We talked today about what I need from her to live here at least through Christmas, but we're going to have to find her another safe place to live. I just don't know if I can pull the plug and throw her out if I catch her using in my house, or stealing from me (she hasn't since she's been here this time, but she did previously). It's below freezing out there, and I feel like throwing her out is just guaranteeing that she'll use again, and probably triggering her to try to commit suicide again. So – it feels like evicting her is killing her. But living with her is killing me.

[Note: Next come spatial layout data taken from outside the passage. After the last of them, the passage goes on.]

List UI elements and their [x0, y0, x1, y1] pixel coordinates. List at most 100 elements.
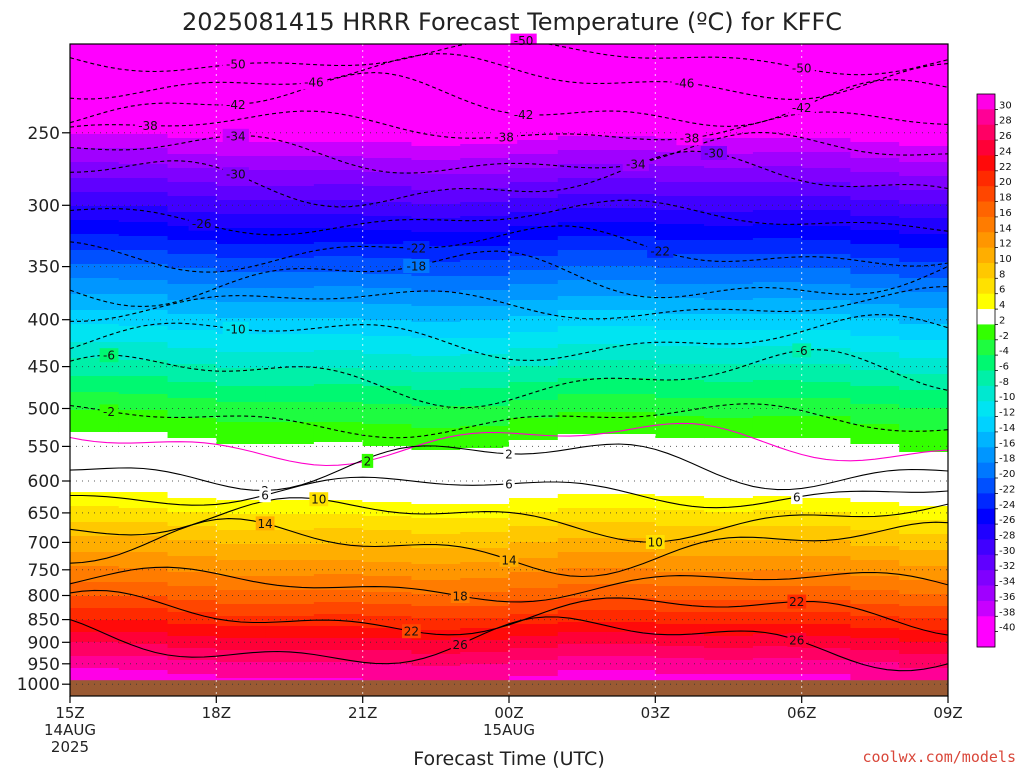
y-tick-label: 500	[28, 400, 60, 420]
colorbar-label: 6	[999, 285, 1005, 296]
colorbar-label: 28	[999, 116, 1012, 127]
y-tick-label: 300	[28, 196, 60, 216]
y-tick-label: 650	[28, 504, 60, 524]
colorbar-label: 12	[999, 239, 1012, 250]
colorbar-swatch	[977, 309, 995, 325]
colorbar-swatch	[977, 508, 995, 525]
colorbar-swatch	[977, 216, 995, 233]
contour-label: -42	[226, 98, 246, 112]
colorbar-swatch	[977, 247, 995, 264]
x-tick-label: 09Z	[933, 704, 962, 722]
colorbar-swatch	[977, 170, 995, 187]
contour-label: -38	[680, 132, 700, 146]
contour-label: -50	[514, 34, 534, 48]
contour-label: 14	[501, 553, 516, 567]
contour-line	[70, 225, 948, 273]
contour-label: 18	[453, 590, 468, 604]
contour-label: -34	[226, 129, 246, 143]
colorbar-label: -38	[999, 607, 1015, 618]
colorbar-swatch	[977, 109, 995, 126]
contour-label-bg	[188, 216, 215, 231]
contour-label-bg	[791, 490, 803, 505]
colorbar-swatch	[977, 416, 995, 433]
contour-label: -18	[406, 260, 426, 274]
colorbar-swatch	[977, 447, 995, 464]
contour-label: 22	[789, 595, 804, 609]
contour-label: -2	[103, 405, 115, 419]
colorbar-label: -26	[999, 515, 1015, 526]
contour-label-bg	[491, 129, 518, 144]
contour-label-bg	[403, 259, 430, 273]
contour-label: 10	[311, 493, 326, 507]
colorbar-swatch	[977, 585, 995, 602]
y-tick-label: 350	[28, 258, 60, 278]
chart-title: 2025081415 HRRR Forecast Temperature (ºC…	[182, 8, 842, 36]
contour-line	[70, 349, 948, 409]
x-tick-label: 15Z	[55, 704, 84, 722]
colorbar-swatch	[977, 186, 995, 202]
contour-label: -46	[304, 76, 324, 90]
y-tick-label: 1000	[17, 675, 60, 695]
contour-label-bg	[622, 157, 649, 172]
colorbar-label: 30	[999, 100, 1012, 111]
y-tick-label: 900	[28, 633, 60, 653]
y-axis: 2503003504004505005506006507007508008509…	[17, 124, 70, 695]
x-tick-label: 15AUG	[483, 721, 535, 739]
contour-label: -42	[514, 108, 534, 122]
contour-label-bg	[222, 97, 249, 112]
x-tick-label: 00Z	[494, 704, 523, 722]
colorbar-label: 2	[999, 315, 1005, 326]
contour-label-bg	[403, 241, 430, 255]
colorbar-label: 22	[999, 162, 1012, 173]
x-axis-label: Forecast Time (UTC)	[413, 748, 604, 768]
y-tick-label: 600	[28, 472, 60, 492]
colorbar-label: 10	[999, 254, 1012, 265]
colorbar-swatch	[977, 262, 995, 279]
contour-label-bg	[222, 128, 249, 143]
colorbar-label: -28	[999, 531, 1015, 542]
contour-label: -30	[226, 168, 246, 182]
colorbar-label: 20	[999, 177, 1012, 188]
colorbar-swatch	[977, 539, 995, 556]
colorbar-label: -12	[999, 408, 1015, 419]
contour-label: -6	[796, 344, 808, 358]
contour-label-bg	[787, 594, 807, 609]
contour-line	[70, 566, 948, 603]
contour-line	[70, 199, 948, 236]
colorbar-label: -14	[999, 423, 1015, 434]
colorbar-label: -30	[999, 546, 1015, 557]
contour-label-bg	[450, 589, 470, 603]
colorbar-swatch	[977, 155, 995, 172]
colorbar-label: -18	[999, 454, 1015, 465]
colorbar-label: 26	[999, 131, 1012, 142]
colorbar-swatch	[977, 293, 995, 310]
y-tick-label: 750	[28, 561, 60, 581]
contour-label-bg	[222, 167, 249, 182]
y-tick-label: 800	[28, 587, 60, 607]
colorbar-swatch	[977, 462, 995, 479]
colorbar-label: 8	[999, 269, 1005, 280]
contour-label-bg	[99, 404, 119, 419]
y-tick-label: 700	[28, 533, 60, 553]
x-tick-label: 06Z	[787, 704, 816, 722]
contour-label-bg	[402, 624, 421, 639]
colorbar-swatch	[977, 370, 995, 387]
contour-label-bg	[222, 321, 249, 336]
colorbar-swatch	[977, 600, 995, 617]
colorbar-swatch	[977, 324, 995, 341]
colorbar-label: -16	[999, 438, 1015, 449]
x-tick-label: 21Z	[348, 704, 377, 722]
colorbar-swatch	[977, 232, 995, 249]
colorbar-swatch	[977, 524, 995, 540]
x-tick-label: 14AUG	[44, 721, 96, 739]
contour-label-bg	[787, 632, 807, 647]
contour-label-bg	[792, 343, 812, 358]
contour-label: -6	[103, 349, 115, 363]
contour-label: 10	[648, 536, 663, 550]
ground-fill	[70, 680, 948, 696]
contour-label-bg	[450, 637, 470, 652]
colorbar-swatch	[977, 124, 995, 141]
contour-label-bg	[676, 131, 703, 146]
y-tick-label: 400	[28, 311, 60, 331]
colorbar-swatch	[977, 570, 995, 586]
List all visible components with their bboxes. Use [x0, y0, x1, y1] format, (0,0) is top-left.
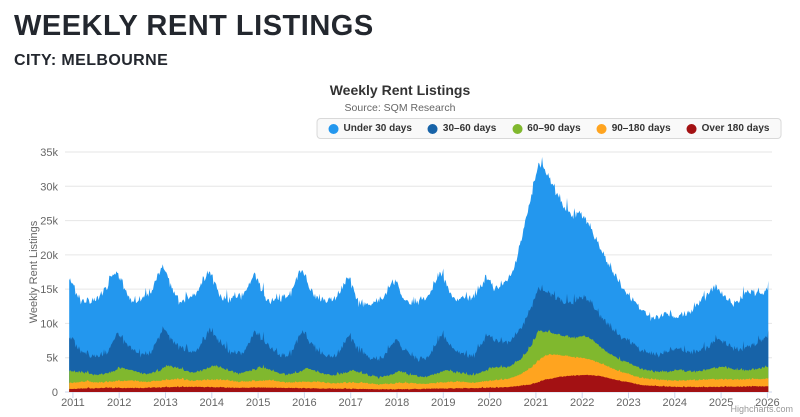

I was reminded that I cannot let me being okay depend on someone else doing or not doing something. But I don't know how to be okay with her living here, and I don't know how to be okay sending her out when she has no job and no other home.
I'm back at steps one, two and three – my life has become unmanageable, and I need to turn it over to a power greater than me who can restore me to sanity. I'm praying that a space opens up in the long term dual diagnosis program that her counselor is recommending.